Exactly What to do After You Overeat

people reaching over a table of food

Exactly What to do After You Overeat

We have all been there, when “one last bite” turns into finishing the whole meal, or when finishing your dinner, your friend’s dinner, and ordering dessert sounds like a great idea. Overeating is a feeling most of us know. On top of the pants-unbuttoning, too-full feeling, many may also experience guilt and shame.

There is a silver lining, a lot of people overeat and there are a lot of ways to handle it in a healthy way, both immediately after it happens and in the days to come.

Relax, and read these tips from nutrition experts.


Why do we overeat?

Overeating has become commonplace because we are presented with opportunities to overeat every single day. Every day we are bombarded with imagery of eye-catching comfort food, and that delicious, low-cost food is almost always just a car ride or phone call away. Not to mention the portion sizes are much larger in the United States than just about every other country. If you do not feel you overeat your stomach’s capacity, you may be overeating your calorie needs.


So you have overeaten. Here’s what to do.


Don’t: Fast or skip your next meal

After you overeat it may be tempting to fast for a while or to skip your next meal entirely. But our bodies need food to survive, and fasting or skipping a meal could lead to another bout of overeating. When we restrict what we eat, we set ourselves up to overindulge.

Do: Make sure your next meal is healthy

For your next meal, eat normally. Eat when you are hungry and stop when you are full. Recognizing your body’s hunger signals can be difficult at first, but the more you pay attention to and respond to what your body is telling you, the easier it will become. You do not have to force yourself to eat your next meal if you are not hungry yet, but if you are, do not feel like you need to skip that meal. Just make sure it is both healthy and satisfying.


Don’t: Complete a rigorous workout to “make up for it”

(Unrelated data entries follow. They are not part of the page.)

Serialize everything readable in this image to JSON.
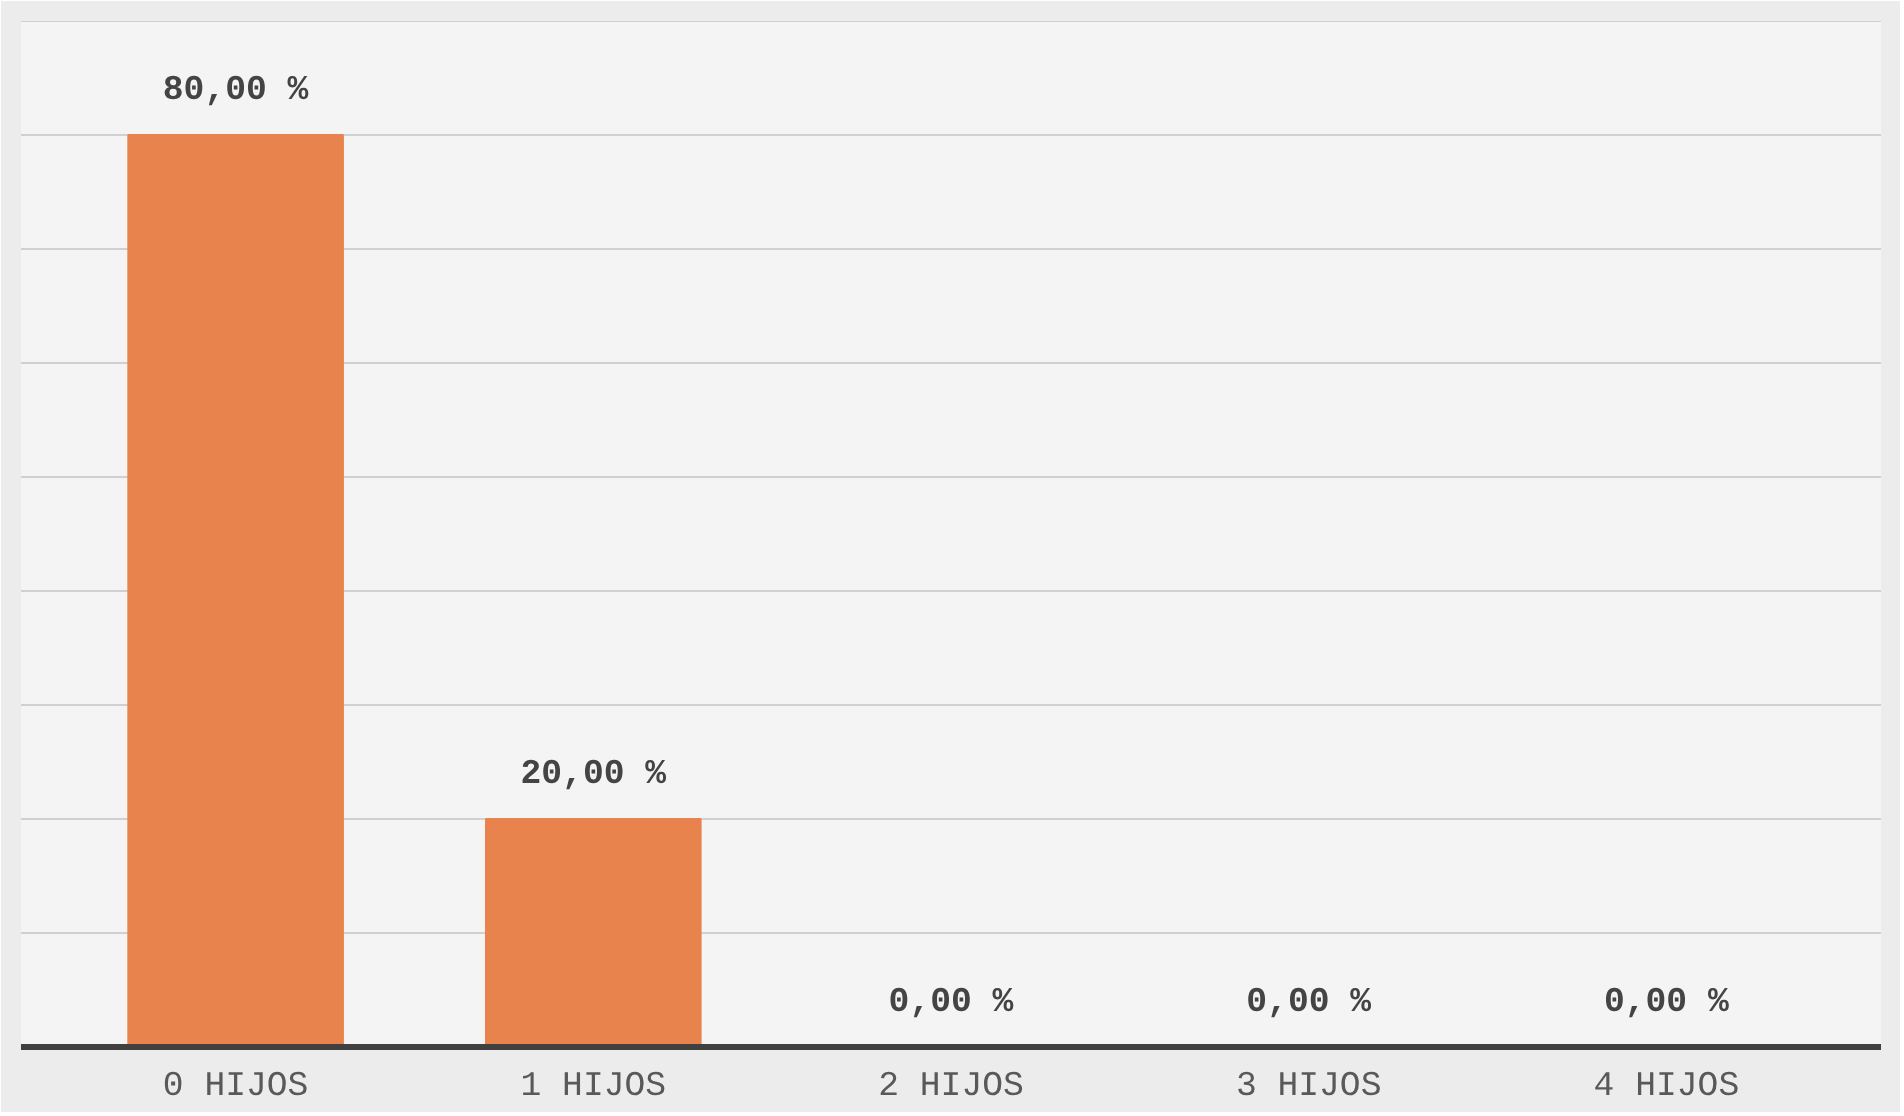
{
  "chart_data": {
    "type": "bar",
    "categories": [
      "0 HIJOS",
      "1 HIJOS",
      "2 HIJOS",
      "3 HIJOS",
      "4 HIJOS"
    ],
    "values": [
      80,
      20,
      0,
      0,
      0
    ],
    "value_labels": [
      "80,00 %",
      "20,00 %",
      "0,00 %",
      "0,00 %",
      "0,00 %"
    ],
    "color": "#e8834e",
    "ylim": [
      0,
      90
    ],
    "yticks": [
      {
        "value": 0,
        "label": null
      },
      {
        "value": 10,
        "label": null
      },
      {
        "value": 20,
        "label": null
      },
      {
        "value": 30,
        "label": null
      },
      {
        "value": 40,
        "label": null
      },
      {
        "value": 50,
        "label": null
      },
      {
        "value": 60,
        "label": null
      },
      {
        "value": 70,
        "label": null
      },
      {
        "value": 80,
        "label": null
      },
      {
        "value": 90,
        "label": null
      }
    ],
    "grid": "y",
    "tick_labels": "x"
  }
}
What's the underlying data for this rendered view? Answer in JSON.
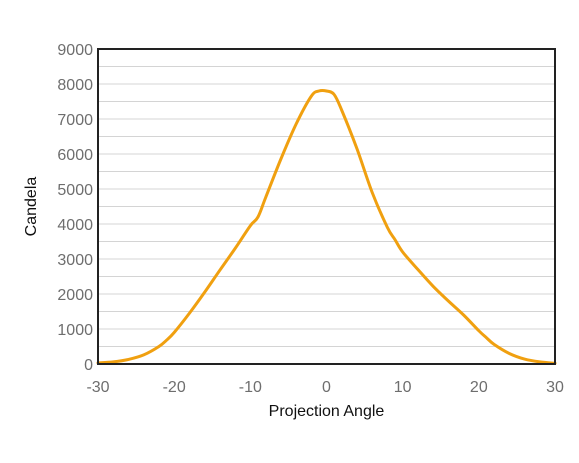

Doing an intense workout following a large meal will likely just make you feel worse and more sick to your stomach than you already did.

Do: Take a walk

Lighter exercise, such as a walk, will get the food moving through your digestive tract and being in nature will brighten your mood and lower your stress levels.


Don’t: Try to detox

You do not need to do a juice cleanse to recover from a bout of overeating. Detoxing implies you have exposed your body to toxins, and unless you swallowed poison, your body is able to process what you put in it. Overeating, even if it is throughout an entire day, does not warrant your need to restrict your food intake in the following days, either.

Do: Drink water

Water will help flush out some of the sodium you have consumed, but do not overdo it because it could result in you feeling more full and more uncomfortable. Four to eight ounces after a large meal should help without making you feel too full.


Don’t: Say “screw it”

It is tempting to say “screw it” after overeating and continue eating poorly throughout the rest of the day. We often have this idea that if we do not follow healthy eating perfectly it does not matter, but one bad meal is far better than a cheat meal that turns into a cheat week, or even a cheat month. One bad meal does not have to derail healthy habits.

Do: Be conscious of your next meal

If you overeat early in the day, think about what your dinner will look like. You should strategize the healthy, balanced meal you will eat next. Pairing a lean protein with fiber-rich vegetables is the perfect healthy and satisfying meal that will get you back on track.


How to prevent overeating


Instead of trying to clean up the mess after overeating, it may be easier to prevent the act. While you still may overeat, these tips might reduce the number of times you feel like you can’t leave the couch for a few hours.


Don’t: Categorize foods as “good” or “bad”

Overeating can result in feelings of shame and guilt, which, in turn, can create a poor relationship with food. This could fuel a diet roller coaster, where you are constantly gaining and losing weight. Labeling a food as “bad for you” can cause it to become a restriction. Restrictions will cause you to crave the food more and may give way to overeating.

Do: Remember that there is room for indulgences

Try to shift your mindset from dieting to “all foods fit.” This will make it easier to stop the cycle of overeating and restricting. Instead of labeling certain foods as “bad,” just try to enjoy them fully when you eat them. The temptation decreases significantly when you allow yourself to occasionally indulge when following a healthy diet.


Don’t: Undereat throughout the day

When you undereat during the day you may be extremely hungry by the time dinner rolls around, which can result in overeating during the time of day your metabolism begins to slow down.

Do: Eat throughout the day

Nutritionists recommend eating real, whole meals at each meal. This will keep you full and satisfied for far longer than just a coffee for breakfast. Split up your daily caloric allowance to be nearly even for every meal.


Don’t: Stay silent if you are struggling

Overeating is an incredibly common problem, you do not need to suffer in silence. Confide in your friends and family or reach out to a professional to work through the root causes of your overeating.

Do: Understand your triggers

A dietitian or therapist can help you find your triggers, but you can also try to do your own research by keeping a food journal, meditating and eating mindfully. It is common to turn to food when you are bored, lonely, frustrated, stressed, happy, etc. So, try to work through the emotion without food as your crutch.